Anti-Depressiva 13.09.2003 - 15:15
Sicher meine ich das ernst. Strafe usw. sind Formen von Herrschaft, d.h. der organisierten Möglichkeit, Entscheidungen so zu organisieren, daß die Folgen andere zu tragen haben. Polizei, Knast usw. organisieren Unterschiede zwischen Menschen und sind das herrschaftsförmige Gegenstück zu sozialer Interaktion und emanzipatorischem Prozess. Gerade die Ablehnung von Repression insgesamt kann als provozierende These die Debatte über Utopien fördern. Eine Gesellschaft mit Polizei & Co. wird immer eine des Kampfes darum sein, wer die Repression einsetzen darf.

Keine Strafe

Anti-Depressiva 15.09.2003 - 17:53
Also, wir können ja gerne streiten. Das macht aber nur dann Sinn, wenn Du liest und nciht Formulierungen bringst, die suggieren, daß Dein Gegenüber nicht denkt und nur Parolen grölt.

Zur Sache: Strafe verschlimmert die Neigung von Menschen zu gewaltförmigen Verhalten. Wer einen Vergewaltiger in den Knast steckt, ändert an ihm nur was zum Schlimmeren. Jedenfalls in den meisten Fällen. Die brutale Gewalt hinter den Knastmauern siehst Du nur nicht und denkst deshalb, Du hättest die Gewalt gebannt durch die Knaststrafe. Und hinterher???
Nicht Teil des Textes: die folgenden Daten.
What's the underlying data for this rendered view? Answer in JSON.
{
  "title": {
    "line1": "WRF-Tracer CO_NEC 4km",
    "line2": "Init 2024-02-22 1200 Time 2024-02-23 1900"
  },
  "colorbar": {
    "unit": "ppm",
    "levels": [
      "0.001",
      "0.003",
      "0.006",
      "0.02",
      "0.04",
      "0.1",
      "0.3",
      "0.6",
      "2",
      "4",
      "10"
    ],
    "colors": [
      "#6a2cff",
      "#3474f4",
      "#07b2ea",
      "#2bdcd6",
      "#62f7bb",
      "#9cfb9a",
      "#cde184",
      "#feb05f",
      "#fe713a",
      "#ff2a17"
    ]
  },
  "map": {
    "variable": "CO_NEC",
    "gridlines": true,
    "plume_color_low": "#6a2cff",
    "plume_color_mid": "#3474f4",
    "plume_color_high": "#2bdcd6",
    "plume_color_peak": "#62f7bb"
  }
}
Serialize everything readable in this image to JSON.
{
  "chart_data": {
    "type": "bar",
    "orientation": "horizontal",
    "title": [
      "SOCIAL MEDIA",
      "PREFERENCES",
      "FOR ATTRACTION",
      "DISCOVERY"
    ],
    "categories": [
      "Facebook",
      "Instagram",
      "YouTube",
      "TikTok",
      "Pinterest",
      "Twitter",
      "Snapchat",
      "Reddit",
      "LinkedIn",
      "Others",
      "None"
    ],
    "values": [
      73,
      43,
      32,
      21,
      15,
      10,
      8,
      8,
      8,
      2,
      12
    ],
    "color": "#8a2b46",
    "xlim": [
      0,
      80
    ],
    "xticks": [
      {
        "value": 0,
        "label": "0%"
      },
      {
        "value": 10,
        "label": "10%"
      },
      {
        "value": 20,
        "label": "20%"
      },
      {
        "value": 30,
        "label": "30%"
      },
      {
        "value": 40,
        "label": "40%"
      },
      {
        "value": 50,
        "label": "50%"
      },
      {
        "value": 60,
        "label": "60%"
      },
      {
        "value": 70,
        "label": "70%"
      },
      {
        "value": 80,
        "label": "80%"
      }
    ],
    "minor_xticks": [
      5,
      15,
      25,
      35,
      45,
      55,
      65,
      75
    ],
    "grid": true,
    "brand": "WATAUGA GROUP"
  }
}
Veränderung von Menschen läuft nur über soziale Kommunikation. Und die meiste Gewalt läßt sich verhindern, wenn Menschen aufmerksam sind, direkt intervenieren, sich gegenseitig ansprechen, hinterfragen usw. Das wird durch die Existenz des Repressionsapparates eher verhindert, weil "mensch nicht mehr zuständig ist" und zweitens ein merkwürdiger Legalitätsbegriff die Frage überdeckt, ob Gewalt oder Herrschaft ausgeübt wird.

So ... nun argumentier Du mal statt mir nur Parolen vorzuwerfen. Auch ein Besuch von Internetseiten zu Knast usw. lohnt.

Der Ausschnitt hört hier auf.